Amount of plant pigments in AP, exposed to various concentration of RB, at the end of the phytoextraction process

As determined in our previous work, the amount of Chla, Chlb and CX of the control (without dye) at the end of the phytoextraction process was 0.24, 0.27 and 0.05 mg g−1, respectively (Kooh et al. 2018), which were all lower than AP exposed to RB dye (Fig. 7). These data indicated that in the presence of RB, the growth was higher than the control, which is in agreement with the conclusion derived from RFN data (Fig. 6).

Conclusions

This investigation involved the use of AP to remediate RB by phytoextraction method with the inclusion of the ANN and RF machine learning algorithms for predictive modelling, in which the ANN model produced a more generalised output when compared to the RF. It was found that pH had major influence on the phytoextractive process, and plant dosage can change the pH of the aqueous solution.

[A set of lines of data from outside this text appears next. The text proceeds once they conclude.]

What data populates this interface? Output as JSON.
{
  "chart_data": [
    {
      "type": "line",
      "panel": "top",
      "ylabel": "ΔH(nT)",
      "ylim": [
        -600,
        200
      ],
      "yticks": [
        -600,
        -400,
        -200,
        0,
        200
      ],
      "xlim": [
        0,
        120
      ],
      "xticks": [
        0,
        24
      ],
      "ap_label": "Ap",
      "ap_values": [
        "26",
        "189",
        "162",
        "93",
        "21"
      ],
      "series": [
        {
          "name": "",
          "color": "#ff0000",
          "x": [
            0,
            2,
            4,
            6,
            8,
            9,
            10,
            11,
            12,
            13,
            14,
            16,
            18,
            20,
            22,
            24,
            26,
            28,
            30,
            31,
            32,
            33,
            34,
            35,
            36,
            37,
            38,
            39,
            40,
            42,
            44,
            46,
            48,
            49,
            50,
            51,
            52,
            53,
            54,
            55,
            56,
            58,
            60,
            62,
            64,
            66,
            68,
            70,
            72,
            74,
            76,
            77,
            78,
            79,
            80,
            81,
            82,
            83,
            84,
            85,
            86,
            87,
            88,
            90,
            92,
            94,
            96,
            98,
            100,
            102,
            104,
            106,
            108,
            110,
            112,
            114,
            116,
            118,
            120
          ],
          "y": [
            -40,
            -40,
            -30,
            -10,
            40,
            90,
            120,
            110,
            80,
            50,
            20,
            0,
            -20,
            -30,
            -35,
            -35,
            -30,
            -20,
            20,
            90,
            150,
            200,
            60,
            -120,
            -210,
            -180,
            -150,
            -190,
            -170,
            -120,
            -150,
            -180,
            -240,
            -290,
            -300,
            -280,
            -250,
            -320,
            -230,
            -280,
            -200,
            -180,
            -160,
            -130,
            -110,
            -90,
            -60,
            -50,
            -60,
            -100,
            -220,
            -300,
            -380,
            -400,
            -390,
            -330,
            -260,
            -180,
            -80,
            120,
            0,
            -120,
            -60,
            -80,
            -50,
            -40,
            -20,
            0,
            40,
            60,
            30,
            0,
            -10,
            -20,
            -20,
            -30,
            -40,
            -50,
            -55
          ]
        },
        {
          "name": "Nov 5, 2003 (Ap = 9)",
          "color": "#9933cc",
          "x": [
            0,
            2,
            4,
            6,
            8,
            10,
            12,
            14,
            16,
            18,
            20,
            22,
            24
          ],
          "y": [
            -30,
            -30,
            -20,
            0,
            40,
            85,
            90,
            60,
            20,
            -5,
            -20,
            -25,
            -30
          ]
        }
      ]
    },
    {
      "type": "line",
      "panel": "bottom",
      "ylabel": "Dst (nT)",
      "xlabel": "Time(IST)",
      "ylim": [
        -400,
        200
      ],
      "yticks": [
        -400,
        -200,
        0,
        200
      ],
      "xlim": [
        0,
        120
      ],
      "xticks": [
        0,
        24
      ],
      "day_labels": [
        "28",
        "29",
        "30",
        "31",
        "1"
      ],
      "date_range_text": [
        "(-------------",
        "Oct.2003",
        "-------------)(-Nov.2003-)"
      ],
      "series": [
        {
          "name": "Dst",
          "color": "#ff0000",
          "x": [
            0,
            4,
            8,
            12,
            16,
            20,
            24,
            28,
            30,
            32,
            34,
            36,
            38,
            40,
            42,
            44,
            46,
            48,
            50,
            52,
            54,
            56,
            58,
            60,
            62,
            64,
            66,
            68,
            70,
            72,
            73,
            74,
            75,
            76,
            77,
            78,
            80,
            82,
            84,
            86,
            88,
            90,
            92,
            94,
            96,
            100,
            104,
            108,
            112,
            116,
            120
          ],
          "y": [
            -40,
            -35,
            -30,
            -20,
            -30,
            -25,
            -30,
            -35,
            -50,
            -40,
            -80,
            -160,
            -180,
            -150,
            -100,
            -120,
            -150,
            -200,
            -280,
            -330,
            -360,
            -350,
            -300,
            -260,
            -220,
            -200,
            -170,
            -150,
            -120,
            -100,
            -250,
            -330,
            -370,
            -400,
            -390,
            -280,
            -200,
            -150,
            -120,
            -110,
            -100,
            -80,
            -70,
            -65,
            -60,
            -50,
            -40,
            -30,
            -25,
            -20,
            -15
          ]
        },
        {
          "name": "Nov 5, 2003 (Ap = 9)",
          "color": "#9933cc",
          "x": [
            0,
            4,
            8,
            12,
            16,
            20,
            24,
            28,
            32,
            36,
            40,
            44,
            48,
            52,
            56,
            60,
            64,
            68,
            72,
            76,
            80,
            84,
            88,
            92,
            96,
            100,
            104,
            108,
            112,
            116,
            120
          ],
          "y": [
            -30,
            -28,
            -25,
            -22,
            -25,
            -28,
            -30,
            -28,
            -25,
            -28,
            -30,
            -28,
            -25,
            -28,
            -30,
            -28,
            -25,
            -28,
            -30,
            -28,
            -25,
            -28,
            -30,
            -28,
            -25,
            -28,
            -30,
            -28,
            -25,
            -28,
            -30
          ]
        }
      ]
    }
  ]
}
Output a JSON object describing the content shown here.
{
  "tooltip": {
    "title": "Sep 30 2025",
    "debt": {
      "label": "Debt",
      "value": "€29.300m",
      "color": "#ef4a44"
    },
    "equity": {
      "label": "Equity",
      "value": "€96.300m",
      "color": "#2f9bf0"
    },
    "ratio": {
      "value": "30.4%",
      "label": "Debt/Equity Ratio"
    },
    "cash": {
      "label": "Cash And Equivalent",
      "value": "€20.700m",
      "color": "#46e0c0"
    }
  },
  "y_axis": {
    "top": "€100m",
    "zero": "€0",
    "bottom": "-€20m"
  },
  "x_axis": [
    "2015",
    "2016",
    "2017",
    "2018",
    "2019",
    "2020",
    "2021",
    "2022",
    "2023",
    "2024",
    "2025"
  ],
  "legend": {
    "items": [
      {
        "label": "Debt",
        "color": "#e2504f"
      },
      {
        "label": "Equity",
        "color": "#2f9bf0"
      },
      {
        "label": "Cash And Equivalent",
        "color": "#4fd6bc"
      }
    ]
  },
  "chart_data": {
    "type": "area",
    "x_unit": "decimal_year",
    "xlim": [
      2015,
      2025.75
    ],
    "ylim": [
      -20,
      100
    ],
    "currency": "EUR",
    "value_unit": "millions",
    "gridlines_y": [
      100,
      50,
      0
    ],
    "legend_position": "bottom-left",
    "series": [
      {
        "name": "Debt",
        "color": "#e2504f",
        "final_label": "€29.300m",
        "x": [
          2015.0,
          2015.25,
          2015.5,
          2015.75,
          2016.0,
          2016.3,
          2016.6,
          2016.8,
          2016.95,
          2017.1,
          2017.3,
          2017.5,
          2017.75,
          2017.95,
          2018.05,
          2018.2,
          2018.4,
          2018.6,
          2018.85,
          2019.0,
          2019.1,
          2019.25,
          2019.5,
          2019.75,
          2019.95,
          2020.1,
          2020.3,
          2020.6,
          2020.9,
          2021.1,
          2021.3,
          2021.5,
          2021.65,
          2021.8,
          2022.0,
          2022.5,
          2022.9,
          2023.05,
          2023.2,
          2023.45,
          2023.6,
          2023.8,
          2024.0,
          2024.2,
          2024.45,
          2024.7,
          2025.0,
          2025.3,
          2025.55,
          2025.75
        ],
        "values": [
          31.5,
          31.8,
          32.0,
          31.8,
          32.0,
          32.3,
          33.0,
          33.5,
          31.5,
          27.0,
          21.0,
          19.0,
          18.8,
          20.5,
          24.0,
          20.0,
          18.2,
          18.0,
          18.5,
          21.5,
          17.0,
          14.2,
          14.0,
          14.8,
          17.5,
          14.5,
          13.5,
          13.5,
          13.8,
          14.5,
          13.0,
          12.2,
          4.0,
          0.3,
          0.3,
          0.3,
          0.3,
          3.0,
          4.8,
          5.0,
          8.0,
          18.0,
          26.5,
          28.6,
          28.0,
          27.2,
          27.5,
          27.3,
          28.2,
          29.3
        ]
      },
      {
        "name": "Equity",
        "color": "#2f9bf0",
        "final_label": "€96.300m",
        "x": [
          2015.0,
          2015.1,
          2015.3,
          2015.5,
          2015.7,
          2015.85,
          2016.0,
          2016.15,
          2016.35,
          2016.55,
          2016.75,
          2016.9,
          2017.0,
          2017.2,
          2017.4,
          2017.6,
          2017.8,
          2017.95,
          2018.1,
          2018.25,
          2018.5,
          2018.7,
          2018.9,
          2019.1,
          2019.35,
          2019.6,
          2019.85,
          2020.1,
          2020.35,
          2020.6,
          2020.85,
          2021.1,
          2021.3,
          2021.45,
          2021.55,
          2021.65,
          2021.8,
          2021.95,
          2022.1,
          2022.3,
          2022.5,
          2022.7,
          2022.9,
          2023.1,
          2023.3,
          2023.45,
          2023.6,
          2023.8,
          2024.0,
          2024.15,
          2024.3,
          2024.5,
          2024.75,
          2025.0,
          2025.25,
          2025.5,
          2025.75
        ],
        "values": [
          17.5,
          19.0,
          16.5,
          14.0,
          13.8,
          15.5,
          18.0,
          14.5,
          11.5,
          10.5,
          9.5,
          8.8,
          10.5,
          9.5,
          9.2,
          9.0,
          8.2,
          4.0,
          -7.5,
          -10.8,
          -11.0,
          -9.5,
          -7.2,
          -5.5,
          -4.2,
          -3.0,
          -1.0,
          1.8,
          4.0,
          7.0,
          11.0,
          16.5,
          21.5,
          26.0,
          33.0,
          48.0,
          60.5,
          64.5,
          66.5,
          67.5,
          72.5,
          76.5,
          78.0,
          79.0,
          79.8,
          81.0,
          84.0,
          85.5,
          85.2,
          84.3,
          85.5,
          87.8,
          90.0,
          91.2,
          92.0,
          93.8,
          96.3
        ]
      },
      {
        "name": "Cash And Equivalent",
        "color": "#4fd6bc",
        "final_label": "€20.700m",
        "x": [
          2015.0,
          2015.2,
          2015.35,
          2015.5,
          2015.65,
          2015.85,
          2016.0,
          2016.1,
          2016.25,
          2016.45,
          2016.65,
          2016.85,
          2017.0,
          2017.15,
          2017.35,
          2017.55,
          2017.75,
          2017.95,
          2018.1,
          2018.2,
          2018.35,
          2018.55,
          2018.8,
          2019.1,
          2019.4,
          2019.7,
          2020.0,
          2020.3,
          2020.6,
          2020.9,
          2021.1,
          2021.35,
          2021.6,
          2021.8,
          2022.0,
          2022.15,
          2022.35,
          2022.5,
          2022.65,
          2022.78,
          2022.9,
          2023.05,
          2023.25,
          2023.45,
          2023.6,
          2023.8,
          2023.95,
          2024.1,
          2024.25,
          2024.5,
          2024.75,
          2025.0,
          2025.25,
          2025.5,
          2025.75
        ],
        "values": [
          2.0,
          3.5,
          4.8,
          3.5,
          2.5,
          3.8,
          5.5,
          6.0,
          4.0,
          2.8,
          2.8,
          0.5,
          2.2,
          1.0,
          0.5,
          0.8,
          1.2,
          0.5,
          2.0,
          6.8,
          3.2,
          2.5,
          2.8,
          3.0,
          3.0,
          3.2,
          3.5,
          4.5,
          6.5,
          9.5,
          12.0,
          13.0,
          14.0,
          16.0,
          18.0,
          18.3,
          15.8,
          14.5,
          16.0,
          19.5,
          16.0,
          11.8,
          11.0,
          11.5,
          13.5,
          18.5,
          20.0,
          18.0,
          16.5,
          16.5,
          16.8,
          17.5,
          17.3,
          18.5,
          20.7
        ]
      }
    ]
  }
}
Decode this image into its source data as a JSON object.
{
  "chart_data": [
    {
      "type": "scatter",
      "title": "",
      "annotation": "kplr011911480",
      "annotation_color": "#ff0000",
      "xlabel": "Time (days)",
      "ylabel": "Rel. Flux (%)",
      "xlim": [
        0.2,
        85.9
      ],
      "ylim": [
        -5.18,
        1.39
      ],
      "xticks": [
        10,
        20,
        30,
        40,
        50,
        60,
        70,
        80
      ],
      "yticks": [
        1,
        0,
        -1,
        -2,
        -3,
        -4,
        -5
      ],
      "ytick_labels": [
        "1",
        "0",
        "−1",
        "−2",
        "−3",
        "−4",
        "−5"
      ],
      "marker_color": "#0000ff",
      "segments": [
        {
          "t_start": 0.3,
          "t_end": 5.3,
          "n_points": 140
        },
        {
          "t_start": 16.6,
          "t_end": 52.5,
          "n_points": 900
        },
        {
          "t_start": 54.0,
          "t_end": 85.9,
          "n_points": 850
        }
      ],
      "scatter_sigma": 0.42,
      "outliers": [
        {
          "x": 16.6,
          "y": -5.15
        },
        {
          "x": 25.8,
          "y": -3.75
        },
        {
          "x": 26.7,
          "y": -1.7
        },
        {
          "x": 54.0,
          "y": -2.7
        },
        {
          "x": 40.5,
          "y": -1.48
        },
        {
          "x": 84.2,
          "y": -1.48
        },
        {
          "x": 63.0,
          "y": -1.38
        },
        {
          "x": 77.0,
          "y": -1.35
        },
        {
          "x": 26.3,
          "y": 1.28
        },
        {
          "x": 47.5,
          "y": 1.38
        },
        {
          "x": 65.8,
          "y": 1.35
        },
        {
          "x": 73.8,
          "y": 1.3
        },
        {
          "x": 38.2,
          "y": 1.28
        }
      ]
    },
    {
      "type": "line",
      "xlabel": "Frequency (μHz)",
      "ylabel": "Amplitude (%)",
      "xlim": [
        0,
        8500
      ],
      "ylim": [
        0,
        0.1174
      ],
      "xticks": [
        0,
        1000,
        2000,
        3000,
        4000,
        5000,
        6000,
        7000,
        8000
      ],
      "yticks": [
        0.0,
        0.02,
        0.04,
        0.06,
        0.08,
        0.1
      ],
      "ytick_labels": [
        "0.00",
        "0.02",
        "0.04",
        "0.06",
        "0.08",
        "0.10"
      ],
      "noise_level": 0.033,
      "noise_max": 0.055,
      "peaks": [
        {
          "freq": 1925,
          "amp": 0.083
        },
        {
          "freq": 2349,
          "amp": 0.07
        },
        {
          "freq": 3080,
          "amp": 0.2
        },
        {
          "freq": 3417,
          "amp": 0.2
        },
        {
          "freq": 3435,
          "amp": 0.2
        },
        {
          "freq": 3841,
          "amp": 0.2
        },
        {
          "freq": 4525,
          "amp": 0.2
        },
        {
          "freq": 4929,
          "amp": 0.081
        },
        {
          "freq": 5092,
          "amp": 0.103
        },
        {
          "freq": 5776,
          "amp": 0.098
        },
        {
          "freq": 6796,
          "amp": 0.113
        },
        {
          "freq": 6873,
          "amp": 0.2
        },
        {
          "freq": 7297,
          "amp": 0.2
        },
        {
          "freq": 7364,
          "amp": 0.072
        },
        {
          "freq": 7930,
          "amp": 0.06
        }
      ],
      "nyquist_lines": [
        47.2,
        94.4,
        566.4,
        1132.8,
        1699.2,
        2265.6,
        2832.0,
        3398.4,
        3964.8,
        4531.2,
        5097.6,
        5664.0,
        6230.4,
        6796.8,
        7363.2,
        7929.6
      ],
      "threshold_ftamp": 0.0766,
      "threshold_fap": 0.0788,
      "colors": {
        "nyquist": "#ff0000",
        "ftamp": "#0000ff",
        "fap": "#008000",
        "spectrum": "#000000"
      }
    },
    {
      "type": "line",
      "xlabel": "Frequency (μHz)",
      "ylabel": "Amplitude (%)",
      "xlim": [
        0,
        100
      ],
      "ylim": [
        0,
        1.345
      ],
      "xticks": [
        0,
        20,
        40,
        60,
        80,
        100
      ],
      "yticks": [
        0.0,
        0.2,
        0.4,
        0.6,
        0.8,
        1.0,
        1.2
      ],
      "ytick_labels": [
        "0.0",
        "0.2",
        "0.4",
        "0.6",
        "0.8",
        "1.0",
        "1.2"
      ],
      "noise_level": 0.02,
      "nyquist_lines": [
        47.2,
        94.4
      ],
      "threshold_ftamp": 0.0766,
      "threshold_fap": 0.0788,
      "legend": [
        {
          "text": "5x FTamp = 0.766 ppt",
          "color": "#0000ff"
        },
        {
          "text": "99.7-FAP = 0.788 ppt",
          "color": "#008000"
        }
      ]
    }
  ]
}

The optimum condition for the phytoextraction of 10 ppm RB is at pH 3.0 with a plant dosage of 0.4 g, yielding removal efficiency at 76%. The growth estimation by the RFN indicates that AP can tolerate RB up to concentrations as high as 20 mg L−1, and the estimation of pigment studies which show higher plant pigments than the control further reinforces the RFN data. These growth estimator data showed higher growth in the presence of RB and indicated the possibility of AP being able to utilise RB and its intermediates for growth.